Calcula tu gasto vital mínimo, añade márgenes realistas y define meses de pista financiera. Separa una cuenta para impuestos y paga primero esa hucha. Proyecta cobros y retrasos, pide anticipos con contrato, y mide cada viernes el saldo de semanas disponibles. Compártelo: rendir cuentas multiplica disciplina.
No conviertas tu antiguo sueldo en tarifa por horas. Calcula costes ocultos, tiempo comercial y riesgo. Ofrece paquetes por resultados con hitos y criterios de aceptación. Incluye cláusulas de revisión anual e indexación. Pide test A/B a tres clientes y perfecciona propuesta según impacto percibido, no esfuerzo.
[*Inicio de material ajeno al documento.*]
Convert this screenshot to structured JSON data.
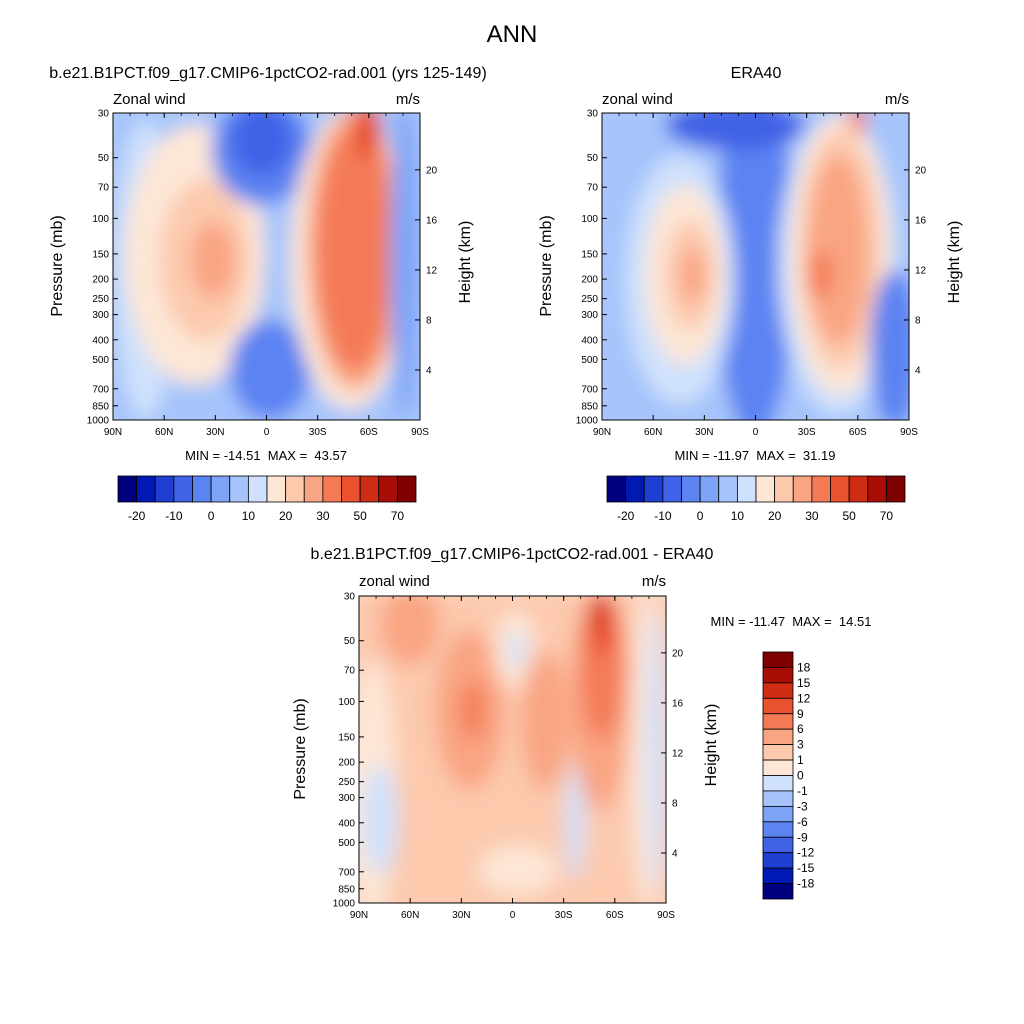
{
  "figure": {
    "main_title": "ANN"
  },
  "colors": {
    "full_field": [
      "#00007f",
      "#0018b4",
      "#1f3ed2",
      "#3f62e6",
      "#5c83f2",
      "#7ea4f8",
      "#a6c4fb",
      "#cfe1fc",
      "#fde6d6",
      "#fcc9ad",
      "#f9a482",
      "#f47a56",
      "#e9512f",
      "#cf2c14",
      "#a80e05",
      "#7f0000"
    ],
    "difference": [
      "#00007f",
      "#0018b4",
      "#1f3ed2",
      "#3f62e6",
      "#5c83f2",
      "#7ea4f8",
      "#a6c4fb",
      "#cfe1fc",
      "#fde6d6",
      "#fcc9ad",
      "#f9a482",
      "#f47a56",
      "#e9512f",
      "#cf2c14",
      "#a80e05",
      "#7f0000"
    ]
  },
  "chart_data": [
    {
      "type": "heatmap",
      "title": "b.e21.B1PCT.f09_g17.CMIP6-1pctCO2-rad.001 (yrs 125-149)",
      "variable_label": "Zonal wind",
      "units": "m/s",
      "ylabel": "Pressure (mb)",
      "ylabel_right": "Height (km)",
      "x_ticks": [
        "90N",
        "60N",
        "30N",
        "0",
        "30S",
        "60S",
        "90S"
      ],
      "y_ticks": [
        30,
        50,
        70,
        100,
        150,
        200,
        250,
        300,
        400,
        500,
        700,
        850,
        1000
      ],
      "y_ticks_right": [
        20,
        16,
        12,
        8,
        4
      ],
      "ylim": [
        1000,
        30
      ],
      "y_scale": "log",
      "stats": "MIN = -14.51  MAX =  43.57",
      "colorbar": {
        "orientation": "horizontal",
        "tick_labels": [
          "-20",
          "-10",
          "0",
          "10",
          "20",
          "30",
          "50",
          "70"
        ]
      },
      "features": [
        {
          "lat": -53,
          "p": 180,
          "value": 40
        },
        {
          "lat": -43,
          "p": 45,
          "value": 36
        },
        {
          "lat": 28,
          "p": 180,
          "value": 22
        },
        {
          "lat": -8,
          "p": 50,
          "value": -10
        },
        {
          "lat": 8,
          "p": 600,
          "value": -6
        }
      ]
    },
    {
      "type": "heatmap",
      "title": "ERA40",
      "variable_label": "zonal wind",
      "units": "m/s",
      "ylabel": "Pressure (mb)",
      "ylabel_right": "Height (km)",
      "x_ticks": [
        "90N",
        "60N",
        "30N",
        "0",
        "30S",
        "60S",
        "90S"
      ],
      "y_ticks": [
        30,
        50,
        70,
        100,
        150,
        200,
        250,
        300,
        400,
        500,
        700,
        850,
        1000
      ],
      "y_ticks_right": [
        20,
        16,
        12,
        8,
        4
      ],
      "ylim": [
        1000,
        30
      ],
      "y_scale": "log",
      "stats": "MIN = -11.97  MAX =  31.19",
      "colorbar": {
        "orientation": "horizontal",
        "tick_labels": [
          "-20",
          "-10",
          "0",
          "10",
          "20",
          "30",
          "50",
          "70"
        ]
      },
      "features": [
        {
          "lat": -32,
          "p": 200,
          "value": 31
        },
        {
          "lat": 30,
          "p": 200,
          "value": 22
        },
        {
          "lat": -5,
          "p": 50,
          "value": -11
        },
        {
          "lat": -60,
          "p": 30,
          "value": 28
        }
      ]
    },
    {
      "type": "heatmap",
      "title": "b.e21.B1PCT.f09_g17.CMIP6-1pctCO2-rad.001 - ERA40",
      "variable_label": "zonal wind",
      "units": "m/s",
      "ylabel": "Pressure (mb)",
      "ylabel_right": "Height (km)",
      "x_ticks": [
        "90N",
        "60N",
        "30N",
        "0",
        "30S",
        "60S",
        "90S"
      ],
      "y_ticks": [
        30,
        50,
        70,
        100,
        150,
        200,
        250,
        300,
        400,
        500,
        700,
        850,
        1000
      ],
      "y_ticks_right": [
        20,
        16,
        12,
        8,
        4
      ],
      "ylim": [
        1000,
        30
      ],
      "y_scale": "log",
      "stats": "MIN = -11.47  MAX =  14.51",
      "colorbar": {
        "orientation": "vertical",
        "tick_labels": [
          "18",
          "15",
          "12",
          "9",
          "6",
          "3",
          "1",
          "0",
          "-1",
          "-3",
          "-6",
          "-9",
          "-12",
          "-15",
          "-18"
        ]
      },
      "features": [
        {
          "lat": -50,
          "p": 40,
          "value": 14
        },
        {
          "lat": 22,
          "p": 100,
          "value": 11
        },
        {
          "lat": -10,
          "p": 60,
          "value": -2
        },
        {
          "lat": 75,
          "p": 400,
          "value": -2
        },
        {
          "lat": -37,
          "p": 400,
          "value": -2
        }
      ]
    }
  ]
}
Retrasar la primera factura, ignorar impuestos, o depender de un único cliente son tropiezos previsibles. Programa recordatorios fiscales, firma contratos con calendario de pagos y busca siempre tres oportunidades activas. Comparte tus errores pasados; transformarlos en listas de control conjuntas reducirá sustos y te hará avanzar con más aplomo.
Evalúa responsabilidad civil, responsabilidad profesional, salud, incapacidad temporal y ciberseguro según actividad. Define franquicias y coberturas alineadas con tu caja. Documenta incidentes simulados y vías de contacto. Pide tres presupuestos comparables y verifica reseñas. Si compartes tu sector, te sugerimos coberturas críticas típicas y preguntas incómodas para corredores.
Si baja la facturación, activa plan de emergencia: gastos mínimos, ofertas tácticas y conversación honesta con clientes estratégicos. Explora la prestación por cese de actividad con tu mutua, y busca apoyo en cámaras de comercio. Pedir ayuda pronto reduce daño y abre alternativas que no verías en soledad.